- Flag Coat of arms
- Coordinates (Głogów): 51°39′32″N 16°04′49″E﻿ / ﻿51.65889°N 16.08028°E
- Country: Poland
- Voivodeship: Lower Silesian
- County: Głogów
- Seat: Głogów

Area
- • Total: 84.28 km^{2} (32.54 sq mi)

Population (2019-06-30)
- • Total: 6,767
- • Density: 80/km^{2} (210/sq mi)
- Website: https://gminaglogow.pl/

= Gmina Głogów =

Gmina Głogów is a rural gmina (administrative district) in Głogów County, Lower Silesian Voivodeship, in south-western Poland. Its seat is the town of Głogów, although the town is not part of the territory of the gmina.

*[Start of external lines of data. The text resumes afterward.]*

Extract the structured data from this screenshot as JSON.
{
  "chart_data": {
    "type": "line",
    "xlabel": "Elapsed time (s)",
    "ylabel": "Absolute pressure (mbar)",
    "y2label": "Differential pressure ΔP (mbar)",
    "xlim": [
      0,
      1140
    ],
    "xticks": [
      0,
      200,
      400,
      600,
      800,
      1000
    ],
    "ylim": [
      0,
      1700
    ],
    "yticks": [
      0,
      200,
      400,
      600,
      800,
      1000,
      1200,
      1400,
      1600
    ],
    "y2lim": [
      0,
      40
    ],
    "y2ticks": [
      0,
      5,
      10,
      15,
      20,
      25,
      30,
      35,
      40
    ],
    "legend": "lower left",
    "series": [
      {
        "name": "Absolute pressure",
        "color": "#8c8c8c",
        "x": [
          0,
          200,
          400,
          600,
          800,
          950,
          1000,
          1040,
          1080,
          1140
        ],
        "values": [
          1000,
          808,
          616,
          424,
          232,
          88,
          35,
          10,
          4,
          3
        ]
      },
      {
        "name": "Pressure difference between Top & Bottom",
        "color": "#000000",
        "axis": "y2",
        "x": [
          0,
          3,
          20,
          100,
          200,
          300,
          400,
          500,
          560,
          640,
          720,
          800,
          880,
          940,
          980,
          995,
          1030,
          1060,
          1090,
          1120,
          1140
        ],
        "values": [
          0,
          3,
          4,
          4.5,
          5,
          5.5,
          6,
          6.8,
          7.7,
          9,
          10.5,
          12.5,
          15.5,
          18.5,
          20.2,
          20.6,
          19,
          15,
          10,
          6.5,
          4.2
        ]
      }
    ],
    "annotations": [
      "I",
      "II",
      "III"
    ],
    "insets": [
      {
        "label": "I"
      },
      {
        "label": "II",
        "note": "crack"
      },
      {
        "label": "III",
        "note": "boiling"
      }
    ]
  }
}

The gmina covers an area of 84.28 km2, and as of 2019 its total population is 6,767.

==Neighbouring gminas==
Gmina Głogów is bordered by the town of Głogów and the gminas of Grębocice, Jerzmanowa, Kotla, Pęcław, Szlichtyngowa and Żukowice.

==Villages==
The gmina contains the villages of Borek, Bytnik, Grodziec Mały, Klucze, Krzekotów, Przedmoście, Ruszowice, Serby, Stare Serby, Szczyglice, Turów, Wilków and Zabornia.